About Us

Our House System

The York School has four Houses, each named after important figures in Canadian history — two women and two men — to reflect the co-ed nature of the school.  

The House system provides an excellent opportunity for students of all ages and grades to be together and encourages the development of leadership skills. This system was developed in 1982 and has provided a structure for school spirit and fun competition since then.

Each family belongs to one House, and students compete throughout the year to contribute points towards their house, culminating with an announcement at the end of the year with the overall winner.

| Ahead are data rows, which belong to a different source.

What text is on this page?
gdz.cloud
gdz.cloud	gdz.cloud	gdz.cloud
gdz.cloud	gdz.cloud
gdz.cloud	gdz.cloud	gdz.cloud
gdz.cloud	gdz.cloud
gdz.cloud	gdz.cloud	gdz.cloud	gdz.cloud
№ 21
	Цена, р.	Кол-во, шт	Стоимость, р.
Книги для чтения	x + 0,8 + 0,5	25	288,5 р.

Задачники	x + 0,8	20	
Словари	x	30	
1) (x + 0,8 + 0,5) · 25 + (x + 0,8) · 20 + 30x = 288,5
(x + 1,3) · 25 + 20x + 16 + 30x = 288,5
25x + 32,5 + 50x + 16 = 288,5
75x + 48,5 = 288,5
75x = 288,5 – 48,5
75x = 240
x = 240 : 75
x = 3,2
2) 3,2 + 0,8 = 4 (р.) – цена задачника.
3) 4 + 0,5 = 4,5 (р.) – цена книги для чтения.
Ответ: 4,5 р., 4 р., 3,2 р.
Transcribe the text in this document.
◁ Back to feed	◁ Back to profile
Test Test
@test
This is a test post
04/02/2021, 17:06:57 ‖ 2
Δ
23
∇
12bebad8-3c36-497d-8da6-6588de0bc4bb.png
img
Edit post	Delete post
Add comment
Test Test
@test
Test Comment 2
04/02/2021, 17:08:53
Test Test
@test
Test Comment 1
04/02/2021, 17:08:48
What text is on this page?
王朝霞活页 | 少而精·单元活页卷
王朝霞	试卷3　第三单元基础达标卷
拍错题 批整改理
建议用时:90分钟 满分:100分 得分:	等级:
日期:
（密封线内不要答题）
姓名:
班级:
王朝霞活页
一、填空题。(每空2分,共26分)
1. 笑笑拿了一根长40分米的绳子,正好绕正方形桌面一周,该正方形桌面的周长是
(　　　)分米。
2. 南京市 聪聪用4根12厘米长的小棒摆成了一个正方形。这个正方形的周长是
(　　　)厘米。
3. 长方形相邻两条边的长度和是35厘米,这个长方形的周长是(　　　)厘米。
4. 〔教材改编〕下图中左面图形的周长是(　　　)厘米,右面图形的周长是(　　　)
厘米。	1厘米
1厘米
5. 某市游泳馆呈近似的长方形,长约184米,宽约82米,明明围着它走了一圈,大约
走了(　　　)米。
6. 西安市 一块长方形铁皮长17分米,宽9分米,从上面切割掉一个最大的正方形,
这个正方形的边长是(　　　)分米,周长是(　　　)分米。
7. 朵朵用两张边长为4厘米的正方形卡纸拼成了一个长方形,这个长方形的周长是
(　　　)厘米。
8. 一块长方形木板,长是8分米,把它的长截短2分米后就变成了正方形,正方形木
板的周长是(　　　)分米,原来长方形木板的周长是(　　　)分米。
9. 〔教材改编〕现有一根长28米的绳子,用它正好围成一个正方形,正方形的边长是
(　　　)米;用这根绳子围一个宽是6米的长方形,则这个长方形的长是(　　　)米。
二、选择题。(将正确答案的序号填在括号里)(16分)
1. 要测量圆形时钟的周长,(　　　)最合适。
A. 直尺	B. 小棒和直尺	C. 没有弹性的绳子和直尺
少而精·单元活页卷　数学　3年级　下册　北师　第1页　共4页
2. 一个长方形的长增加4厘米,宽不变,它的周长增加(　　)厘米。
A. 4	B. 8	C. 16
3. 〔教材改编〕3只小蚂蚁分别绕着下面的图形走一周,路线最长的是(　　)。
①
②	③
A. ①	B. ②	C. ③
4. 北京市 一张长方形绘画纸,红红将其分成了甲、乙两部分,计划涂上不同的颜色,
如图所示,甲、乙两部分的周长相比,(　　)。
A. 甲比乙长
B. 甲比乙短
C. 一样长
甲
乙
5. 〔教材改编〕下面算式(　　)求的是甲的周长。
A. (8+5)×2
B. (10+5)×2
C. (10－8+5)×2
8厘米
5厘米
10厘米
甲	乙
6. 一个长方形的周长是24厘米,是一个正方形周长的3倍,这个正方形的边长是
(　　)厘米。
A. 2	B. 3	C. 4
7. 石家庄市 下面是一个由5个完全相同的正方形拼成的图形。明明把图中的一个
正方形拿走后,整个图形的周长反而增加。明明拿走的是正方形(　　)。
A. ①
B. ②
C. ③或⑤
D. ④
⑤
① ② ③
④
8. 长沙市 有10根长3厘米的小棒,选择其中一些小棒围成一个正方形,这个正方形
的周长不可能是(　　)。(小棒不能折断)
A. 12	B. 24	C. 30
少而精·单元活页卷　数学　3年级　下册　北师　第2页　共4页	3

Samuel de Champlain is one of Canada's most significant navigators, cartographers, explorers and geographers. Born in 1574, Champlain journeyed from France and established settlements on the east coast of the US and Canada, including one that is now Quebec City. He is therefore known as the "Father of New France". One of his primary contributions to Canada was his cartography, creating the first accurate map of the east coast of Canada.
 
Champlain journeyed to and from Canada for several years, documenting his travels and the terrain he observed from ships, often covering the areas documented by Jacques Cartier, who had surveyed the area over 50 years earlier. In the spring of 1604, Champlain embarked on a trip along the St. Lawrence River - the area that would become the settlement of Acadia. In 1608, Champlain landed in what is now Quebec City, founding a "Habitation" and building fortifications for the defense of this important city. Champlain later became the Lieutenant General of New France.
 
John Graves Simcoe established some of Canada's legal foundations including courts of law, trial by jury, the introduction of English common law, freehold land tenure and the abolition of slavery in Canada. Simcoe's early career was in the British Army, fighting in the American Revolutionary War and Siege of Yorktown, finally entering politics in 1790. In 1791, Simcoe became the Lieutenant Governor of Upper Canada (present day Southern Ontario, roughly). Soon after, he worked to pass the first Act Against Slavery in Upper Canada.
 
One of Simcoe's notable accomplishments was the construction of Yonge Street and Dundas Street, settlement and trade roads connecting key trade posts. The York School has two campuses on Yonge Street today at 1639 and 1320 Yonge St.
 
The town of Simcoe is named after this notable Canadian, as well as Simcoe Day, Simcoe Street, John Street and a number of other streets, islands and buildings around Ontario.
 

Pauline Johnson is known as one of the founding daughters of the Canadian literary genre. Johnson was the daughter of a Mohawk Clan Chief and an English immigrant to Canada. Johnson's education was a unique mixture of Mohawk verbal storytelling and informal home schooling. The family had an extensive library and Johnson read both Mohawk and classic literary works.

Johnson started performing in the 1880s, as well as composing poetry. She published in the Globe and Saturday Night and was called "the most interesting poetess now living" by Theodore Watts-Dunton. A Toronto performance at an author's evening led to a 15-year stage career weaving in aspects of both her Mohawk and English heritage, songs and dress. Flint and Feather, a collection of Johnson's poetry, remains one of Canada's best selling poetry collections and was first published in 1912.




Nellie McClung is one of Canada's earliest feminists and an accomplished author, politician and social activist. McClung was one of 'The Famous Five', a group of women who fought for the right of women to sit in the federal Senate. McClung also established the mock or model parliament, which York School students enjoy today.

McClung was born in Ontario and moved to Manitoba, where she became active in advancing women's political rights. She was the founder of the Women's Political Equality League, improving women's suffrage through advocacy including 'mock parliament' to show the absurdity of excluding women from politics. In her subsequent development as an author, McClung founded the Canadian Author's Association and the Canadian Women's Press Club. Through McClung's work, Manitoba became the first province to give women the right to vote and run for political office.